I wasn't thinking of a database, I was thinking of an ABL session using Sonic. It has persistence, is capable of communicating with diverse systems regardless of how it is started, may be run in the foreground if .Net capabilities are desired, is capable of either direct connection to a database or connection via AppServer, can do data mashups, etc.

Posted by Thomas Mercer-Hursh on 06-May-2009 18:37

And how does that help when an object is instantiated in any one of many AppServer sessions?  And, how does it help one keep sessions state free so that they can be reused.  If you keep a session going with some object, then it is no longer state free.

I am with on the idea of tiering the task and the AppServer being mostly a facade for services that are tiered up behind it, but to preserve state, something somewhere has to not be state-free.

Perhaps we should start a new thread on this topic since it doesn't really address the OP's question and the indention is getting unpleasant.

Posted by GregHiggins on 06-May-2009 18:52

tamhas wrote:

And how does that help when an object is instantiated in any one of many AppServer sessions? 

I don't recall using the phrase "instantiated in any one of many AppServer sessions". Obviously that has to go.

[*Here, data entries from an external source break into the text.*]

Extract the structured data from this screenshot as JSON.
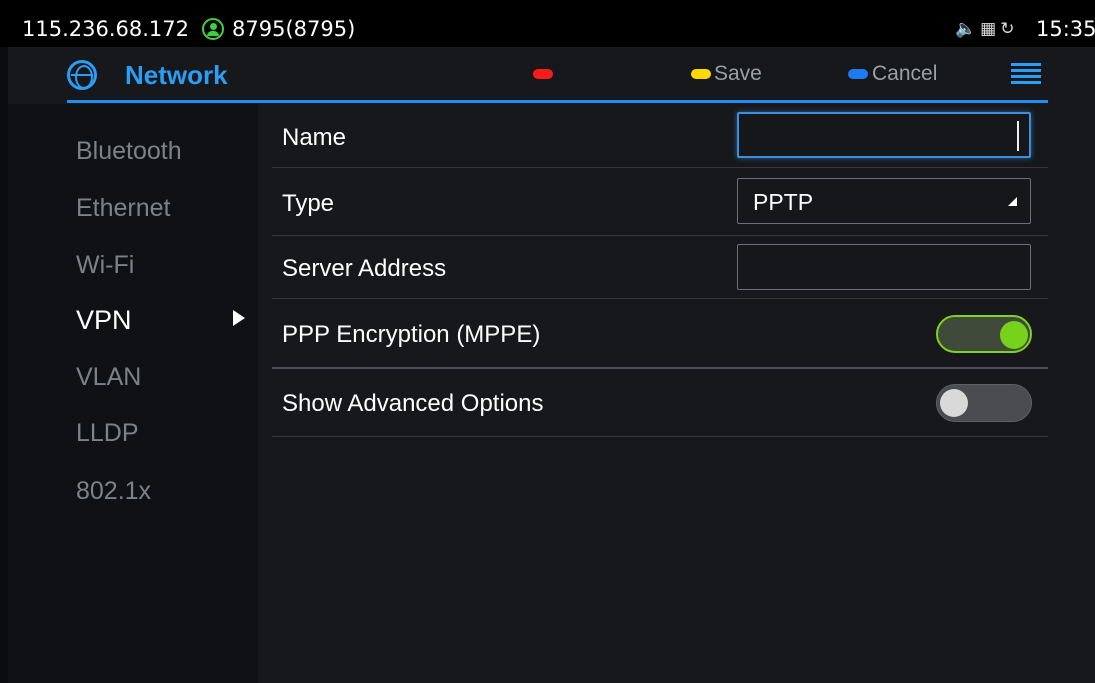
{
  "status_bar": {
    "ip": "115.236.68.172",
    "account": "8795(8795)",
    "icons": [
      "volume-icon",
      "sim-icon",
      "sync-icon"
    ],
    "time": "15:35"
  },
  "header": {
    "title": "Network",
    "softkeys": {
      "red": "",
      "yellow": "Save",
      "blue": "Cancel"
    },
    "accent_color": "#2a9df4"
  },
  "sidebar": {
    "items": [
      {
        "label": "Bluetooth",
        "active": false
      },
      {
        "label": "Ethernet",
        "active": false
      },
      {
        "label": "Wi-Fi",
        "active": false
      },
      {
        "label": "VPN",
        "active": true
      },
      {
        "label": "VLAN",
        "active": false
      },
      {
        "label": "LLDP",
        "active": false
      },
      {
        "label": "802.1x",
        "active": false
      }
    ]
  },
  "form": {
    "name": {
      "label": "Name",
      "value": ""
    },
    "type": {
      "label": "Type",
      "value": "PPTP"
    },
    "server_address": {
      "label": "Server Address",
      "value": ""
    },
    "ppp_encryption": {
      "label": "PPP Encryption (MPPE)",
      "enabled": true
    },
    "advanced_options": {
      "label": "Show Advanced Options",
      "enabled": false
    }
  }
}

Posted by Thomas Mercer-Hursh on 06-May-2009 19:04

Well, as I said, perhaps a new thread if you are proposing an entirely different architecture.  The issues Mike and I were discussing do assume AppServer used in some form of its normal fashion.  I am with you on thinking we can do better than that, but vague on your ideas of the specifics of what that looks like.

And, whether AppServer agent or Sonic service, there is still the goal of remaining state free.  If we had multi-threading, then we could have stateful threads and a statefree main process, but that's something else we don't have.